Oui, l’avortement est pour beaucoup de femmes un choix conditionné par une situation de crise dans un couple, où la question de la parenté n’est pas assumée par l’un ou l’autre des partenaires et où la question de la grossesse met au jour la fragilité de la relation. Il est dans ces cas plutôt subi que choisi. Nous croyons qu’un espace de parole, de conseil et d’accompagnement peut permettre d’ouvrir les perspectives en vue de faire un choix raisonné, même si nous savons qu’il est délicat, voire malaisé de discuter les questions de couple, de projet de famille, d’intimité et de sexualité.

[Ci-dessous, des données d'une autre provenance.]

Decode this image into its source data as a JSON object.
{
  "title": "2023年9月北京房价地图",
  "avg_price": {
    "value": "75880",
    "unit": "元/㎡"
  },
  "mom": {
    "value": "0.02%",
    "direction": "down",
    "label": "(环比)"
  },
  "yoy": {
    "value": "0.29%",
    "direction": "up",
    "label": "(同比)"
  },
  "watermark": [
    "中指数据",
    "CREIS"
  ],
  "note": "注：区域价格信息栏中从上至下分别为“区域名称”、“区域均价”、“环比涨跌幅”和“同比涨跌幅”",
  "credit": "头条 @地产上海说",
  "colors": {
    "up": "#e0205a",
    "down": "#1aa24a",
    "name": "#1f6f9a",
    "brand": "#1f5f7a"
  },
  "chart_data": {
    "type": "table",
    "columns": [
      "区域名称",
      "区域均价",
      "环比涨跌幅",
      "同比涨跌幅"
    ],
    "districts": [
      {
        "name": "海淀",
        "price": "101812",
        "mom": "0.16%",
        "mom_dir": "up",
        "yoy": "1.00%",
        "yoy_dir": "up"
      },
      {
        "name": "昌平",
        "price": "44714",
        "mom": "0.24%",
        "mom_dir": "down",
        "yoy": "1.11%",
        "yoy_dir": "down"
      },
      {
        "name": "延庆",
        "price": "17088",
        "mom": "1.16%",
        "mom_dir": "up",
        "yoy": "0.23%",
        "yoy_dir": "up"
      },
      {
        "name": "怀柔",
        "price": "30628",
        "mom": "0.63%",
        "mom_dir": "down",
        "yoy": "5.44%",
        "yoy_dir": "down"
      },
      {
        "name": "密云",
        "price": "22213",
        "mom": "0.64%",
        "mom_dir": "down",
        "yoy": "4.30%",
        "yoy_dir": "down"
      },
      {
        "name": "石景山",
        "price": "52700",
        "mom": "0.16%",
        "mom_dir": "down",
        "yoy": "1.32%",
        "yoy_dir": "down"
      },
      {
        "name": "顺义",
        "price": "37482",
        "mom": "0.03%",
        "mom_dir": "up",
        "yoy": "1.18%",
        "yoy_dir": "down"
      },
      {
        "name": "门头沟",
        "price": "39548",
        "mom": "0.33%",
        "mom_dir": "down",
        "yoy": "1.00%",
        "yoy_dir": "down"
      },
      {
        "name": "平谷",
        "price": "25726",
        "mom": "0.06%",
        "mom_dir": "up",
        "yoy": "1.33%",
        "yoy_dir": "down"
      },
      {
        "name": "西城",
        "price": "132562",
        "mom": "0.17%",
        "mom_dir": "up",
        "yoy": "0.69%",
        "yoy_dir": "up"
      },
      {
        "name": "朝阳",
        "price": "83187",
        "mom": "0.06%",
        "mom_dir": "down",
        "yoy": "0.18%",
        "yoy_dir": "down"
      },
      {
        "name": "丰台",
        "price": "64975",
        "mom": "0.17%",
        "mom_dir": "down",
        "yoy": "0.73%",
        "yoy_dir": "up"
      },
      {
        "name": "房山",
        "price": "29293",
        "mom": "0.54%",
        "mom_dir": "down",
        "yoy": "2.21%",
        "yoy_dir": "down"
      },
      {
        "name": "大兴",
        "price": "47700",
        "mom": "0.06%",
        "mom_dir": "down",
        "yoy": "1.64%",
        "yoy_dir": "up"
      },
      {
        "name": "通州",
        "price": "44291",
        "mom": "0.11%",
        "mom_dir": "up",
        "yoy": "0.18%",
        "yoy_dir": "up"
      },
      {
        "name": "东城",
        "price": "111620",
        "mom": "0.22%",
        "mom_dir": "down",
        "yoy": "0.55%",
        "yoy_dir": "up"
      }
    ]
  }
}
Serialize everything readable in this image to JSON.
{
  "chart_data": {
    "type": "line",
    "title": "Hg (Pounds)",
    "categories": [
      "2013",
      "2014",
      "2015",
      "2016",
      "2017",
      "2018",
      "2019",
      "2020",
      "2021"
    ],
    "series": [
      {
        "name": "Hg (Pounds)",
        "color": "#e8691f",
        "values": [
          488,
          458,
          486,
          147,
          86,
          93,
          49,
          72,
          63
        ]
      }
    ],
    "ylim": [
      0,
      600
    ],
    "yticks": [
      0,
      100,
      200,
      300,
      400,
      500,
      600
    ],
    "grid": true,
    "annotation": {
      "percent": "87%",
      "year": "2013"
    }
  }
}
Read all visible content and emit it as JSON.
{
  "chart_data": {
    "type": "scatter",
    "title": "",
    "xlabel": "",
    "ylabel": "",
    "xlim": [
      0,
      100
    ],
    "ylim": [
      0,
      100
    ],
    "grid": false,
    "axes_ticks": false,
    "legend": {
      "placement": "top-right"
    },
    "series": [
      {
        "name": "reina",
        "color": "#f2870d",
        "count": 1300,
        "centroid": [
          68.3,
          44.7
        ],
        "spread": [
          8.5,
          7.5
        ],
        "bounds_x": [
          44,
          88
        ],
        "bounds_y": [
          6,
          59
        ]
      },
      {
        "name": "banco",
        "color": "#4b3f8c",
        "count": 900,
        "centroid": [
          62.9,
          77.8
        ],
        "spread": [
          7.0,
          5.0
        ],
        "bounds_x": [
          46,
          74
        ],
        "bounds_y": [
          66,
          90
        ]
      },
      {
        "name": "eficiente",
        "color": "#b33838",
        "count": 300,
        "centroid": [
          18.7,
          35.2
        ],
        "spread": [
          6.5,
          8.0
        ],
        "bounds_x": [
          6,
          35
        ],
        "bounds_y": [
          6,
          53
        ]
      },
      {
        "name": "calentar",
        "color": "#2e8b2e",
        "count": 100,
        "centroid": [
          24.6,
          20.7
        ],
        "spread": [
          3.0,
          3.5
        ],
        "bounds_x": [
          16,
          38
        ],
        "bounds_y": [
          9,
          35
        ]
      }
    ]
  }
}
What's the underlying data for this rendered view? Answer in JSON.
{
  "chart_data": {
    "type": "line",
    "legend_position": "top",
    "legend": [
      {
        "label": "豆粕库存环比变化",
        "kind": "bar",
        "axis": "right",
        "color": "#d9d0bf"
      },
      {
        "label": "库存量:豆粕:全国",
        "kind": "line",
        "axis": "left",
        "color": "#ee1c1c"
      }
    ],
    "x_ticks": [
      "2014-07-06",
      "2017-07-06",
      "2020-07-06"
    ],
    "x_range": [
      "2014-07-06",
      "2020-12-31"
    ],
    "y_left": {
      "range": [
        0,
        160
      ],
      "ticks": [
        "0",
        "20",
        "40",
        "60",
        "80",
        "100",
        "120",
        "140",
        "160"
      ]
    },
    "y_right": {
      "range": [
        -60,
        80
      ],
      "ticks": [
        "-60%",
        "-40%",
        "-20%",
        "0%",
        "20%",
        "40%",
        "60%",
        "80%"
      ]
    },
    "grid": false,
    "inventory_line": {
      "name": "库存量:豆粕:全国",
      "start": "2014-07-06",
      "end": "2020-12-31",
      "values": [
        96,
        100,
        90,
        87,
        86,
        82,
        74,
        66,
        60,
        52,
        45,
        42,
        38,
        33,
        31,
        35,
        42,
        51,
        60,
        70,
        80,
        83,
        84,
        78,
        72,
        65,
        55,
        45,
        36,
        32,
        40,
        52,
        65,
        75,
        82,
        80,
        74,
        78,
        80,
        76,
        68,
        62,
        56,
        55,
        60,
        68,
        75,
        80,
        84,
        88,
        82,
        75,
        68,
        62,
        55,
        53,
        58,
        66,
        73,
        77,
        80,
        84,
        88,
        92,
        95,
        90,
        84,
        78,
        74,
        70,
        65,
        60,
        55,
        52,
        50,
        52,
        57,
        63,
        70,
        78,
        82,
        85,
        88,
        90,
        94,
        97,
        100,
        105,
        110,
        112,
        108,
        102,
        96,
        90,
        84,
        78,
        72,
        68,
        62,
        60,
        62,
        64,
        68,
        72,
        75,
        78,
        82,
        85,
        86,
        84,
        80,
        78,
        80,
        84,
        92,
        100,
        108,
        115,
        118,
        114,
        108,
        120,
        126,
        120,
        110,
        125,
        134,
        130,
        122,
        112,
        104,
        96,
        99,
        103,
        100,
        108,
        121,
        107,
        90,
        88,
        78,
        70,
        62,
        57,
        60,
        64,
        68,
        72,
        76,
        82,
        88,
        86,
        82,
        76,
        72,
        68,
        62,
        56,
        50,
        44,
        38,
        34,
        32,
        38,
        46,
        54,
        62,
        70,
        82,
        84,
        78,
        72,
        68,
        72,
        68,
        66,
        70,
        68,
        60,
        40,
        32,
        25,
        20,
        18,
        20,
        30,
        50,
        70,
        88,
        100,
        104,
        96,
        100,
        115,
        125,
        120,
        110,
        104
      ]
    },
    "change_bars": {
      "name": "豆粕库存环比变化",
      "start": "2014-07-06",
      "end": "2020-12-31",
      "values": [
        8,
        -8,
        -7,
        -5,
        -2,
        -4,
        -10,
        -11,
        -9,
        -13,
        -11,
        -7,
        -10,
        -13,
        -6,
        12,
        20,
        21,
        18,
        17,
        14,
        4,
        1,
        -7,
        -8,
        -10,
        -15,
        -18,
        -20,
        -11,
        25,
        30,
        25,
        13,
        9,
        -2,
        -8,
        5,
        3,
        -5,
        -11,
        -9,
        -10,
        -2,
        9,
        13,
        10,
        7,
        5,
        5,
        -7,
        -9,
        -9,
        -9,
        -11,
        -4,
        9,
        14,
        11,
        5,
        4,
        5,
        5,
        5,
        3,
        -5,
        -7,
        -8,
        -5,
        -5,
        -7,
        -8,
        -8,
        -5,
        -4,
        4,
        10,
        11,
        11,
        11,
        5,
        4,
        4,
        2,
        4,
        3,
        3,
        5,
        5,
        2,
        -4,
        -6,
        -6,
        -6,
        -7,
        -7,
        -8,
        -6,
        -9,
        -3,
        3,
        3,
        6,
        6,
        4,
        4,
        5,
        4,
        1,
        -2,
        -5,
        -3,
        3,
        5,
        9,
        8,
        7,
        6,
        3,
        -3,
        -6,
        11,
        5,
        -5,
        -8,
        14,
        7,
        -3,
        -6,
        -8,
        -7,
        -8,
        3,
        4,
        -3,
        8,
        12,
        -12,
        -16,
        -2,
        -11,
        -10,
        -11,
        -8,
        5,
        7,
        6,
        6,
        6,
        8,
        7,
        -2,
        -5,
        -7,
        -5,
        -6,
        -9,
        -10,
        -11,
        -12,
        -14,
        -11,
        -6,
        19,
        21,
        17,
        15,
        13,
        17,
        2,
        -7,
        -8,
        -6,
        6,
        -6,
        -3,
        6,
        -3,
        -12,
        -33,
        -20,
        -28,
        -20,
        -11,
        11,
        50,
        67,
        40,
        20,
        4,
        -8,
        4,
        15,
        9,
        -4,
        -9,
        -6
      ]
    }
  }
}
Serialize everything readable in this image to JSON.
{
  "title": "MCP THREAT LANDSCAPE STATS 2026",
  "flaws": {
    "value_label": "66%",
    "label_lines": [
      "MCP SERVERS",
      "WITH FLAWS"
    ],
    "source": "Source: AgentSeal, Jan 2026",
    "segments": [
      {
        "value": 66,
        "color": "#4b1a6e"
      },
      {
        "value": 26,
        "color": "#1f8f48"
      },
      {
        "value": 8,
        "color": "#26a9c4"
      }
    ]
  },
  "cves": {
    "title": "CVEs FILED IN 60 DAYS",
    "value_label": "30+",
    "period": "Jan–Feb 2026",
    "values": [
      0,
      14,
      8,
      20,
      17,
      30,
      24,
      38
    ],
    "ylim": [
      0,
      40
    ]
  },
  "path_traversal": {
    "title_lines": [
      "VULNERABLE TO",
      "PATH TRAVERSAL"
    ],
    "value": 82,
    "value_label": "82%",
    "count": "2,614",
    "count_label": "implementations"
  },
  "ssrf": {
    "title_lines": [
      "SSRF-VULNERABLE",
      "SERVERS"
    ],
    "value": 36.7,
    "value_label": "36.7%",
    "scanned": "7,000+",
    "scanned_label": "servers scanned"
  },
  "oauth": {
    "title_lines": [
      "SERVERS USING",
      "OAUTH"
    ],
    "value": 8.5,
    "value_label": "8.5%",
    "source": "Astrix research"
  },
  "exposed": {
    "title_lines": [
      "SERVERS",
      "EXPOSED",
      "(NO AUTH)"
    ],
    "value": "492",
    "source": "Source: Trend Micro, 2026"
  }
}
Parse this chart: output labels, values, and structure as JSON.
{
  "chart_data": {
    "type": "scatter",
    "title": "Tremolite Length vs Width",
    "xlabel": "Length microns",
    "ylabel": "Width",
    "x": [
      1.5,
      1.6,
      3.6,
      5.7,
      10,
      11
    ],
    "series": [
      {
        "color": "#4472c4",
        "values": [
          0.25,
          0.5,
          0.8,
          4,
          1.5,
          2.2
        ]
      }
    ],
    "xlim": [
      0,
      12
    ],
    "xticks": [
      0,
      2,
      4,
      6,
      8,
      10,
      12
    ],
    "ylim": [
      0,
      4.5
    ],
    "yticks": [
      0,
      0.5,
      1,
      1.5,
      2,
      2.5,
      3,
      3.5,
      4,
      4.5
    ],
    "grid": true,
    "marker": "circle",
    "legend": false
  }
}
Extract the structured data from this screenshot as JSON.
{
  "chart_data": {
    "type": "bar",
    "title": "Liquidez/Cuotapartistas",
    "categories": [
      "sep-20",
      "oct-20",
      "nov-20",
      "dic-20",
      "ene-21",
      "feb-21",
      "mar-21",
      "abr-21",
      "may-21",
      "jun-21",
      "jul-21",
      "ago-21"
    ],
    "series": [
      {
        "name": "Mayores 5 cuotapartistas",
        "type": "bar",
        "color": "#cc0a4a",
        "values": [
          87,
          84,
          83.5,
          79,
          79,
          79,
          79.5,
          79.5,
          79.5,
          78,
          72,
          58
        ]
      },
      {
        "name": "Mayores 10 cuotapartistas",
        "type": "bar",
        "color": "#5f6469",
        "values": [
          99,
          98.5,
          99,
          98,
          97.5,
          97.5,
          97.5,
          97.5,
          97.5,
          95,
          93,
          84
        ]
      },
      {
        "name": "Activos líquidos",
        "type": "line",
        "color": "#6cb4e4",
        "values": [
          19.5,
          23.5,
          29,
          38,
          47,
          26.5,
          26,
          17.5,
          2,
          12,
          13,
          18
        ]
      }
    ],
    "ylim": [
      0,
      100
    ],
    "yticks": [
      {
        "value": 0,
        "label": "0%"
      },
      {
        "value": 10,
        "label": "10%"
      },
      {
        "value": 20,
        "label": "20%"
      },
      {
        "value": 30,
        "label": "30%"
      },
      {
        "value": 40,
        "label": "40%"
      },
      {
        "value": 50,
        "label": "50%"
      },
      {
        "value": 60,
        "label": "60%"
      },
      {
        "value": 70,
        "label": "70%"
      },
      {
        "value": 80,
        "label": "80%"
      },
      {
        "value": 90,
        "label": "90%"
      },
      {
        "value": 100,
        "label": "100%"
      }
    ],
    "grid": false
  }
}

Avant tout, la question de l’avortement soulève celle du début de la vie. Que la vie commence avec la fécondation n’est pas une opinion catholique, mais un fait scientifique. C’est le moment initial où est mis en route le programme qui contient en puissance un être humain unique, distinct de tous les autres. Si dans la plupart des autres pays la question du début de la vie a été au centre des débats, au Luxembourg elle est jusqu’à présent plutôt esquivée. Il semble que la question du statut de l’embryon et du fœtus y est largement tabouisée. Or, c’est de la réponse à cette question que dépendra aussi la manière dont on abordera des dossiers liés à la recherche dans le domaine médical ou bioéthique.

En outre, il faut rappeler qu'au moment de la grossesse une relation très singulière s'établit entre la vie de la mère et celle de son futur bébé. La complexité de la réforme de la législation sur la dépénalisation de l’avortement réside plus particulièrement dans cette question de l’indissociabilité de la vie de la mère et de celle de l’enfant. La liberté de la femme dans le choix de devenir mère ou non se heurte à la question centrale d’une vie qui est en développement depuis la fécondation.

Les catholiques, qui, comme de nombreux scientifiques, considèrent que la vie humaine commence avec la fécondation, entendent en conséquence s’engager résolument pour être les porte-paroles de ces êtres humains qui n’ont pas encore de voix.  Le Conseil refuse de se limiter aux questions de santé ou de liberté. Nous considérons que l’avortement doit rester un acte exceptionnel pour des situations exceptionnelles qui ne peuvent trouver d’autre solution. 

De cette option pour la défense de la vie découle aussi notre souhait de discuter la question de l’avortement thérapeutique après la douzième semaine. L’évolution du diagnostic prénatal soulève le problème de la dérive eugéniste.

Le chantier de la réforme de la dépénalisation de l’avortement ne peut se faire sans qu’on réfléchisse aujourd’hui sur toutes les questions qui touchent à la vie, et notamment à la valeur que nous sommes prêts à y attacher. Les trajectoires de vie sont devenues plus complexes, les questions de couple, de famille et de parentalité appellent des réponses nuancées, qui permettent d’allier d’une part la liberté de chacun pour faire son choix tout en défendant les plus faibles dans un contexte donné. Réduire le débat de l’avortement au seul critère de liberté ne permettra ni de résoudre la souffrance de ceux et de celles qui sont confrontés à la question d’une grossesse non désirée, ni à se prémunir de la tentation de la société de se soustraire à la responsabilité collective pour défendre chaque vie humaine.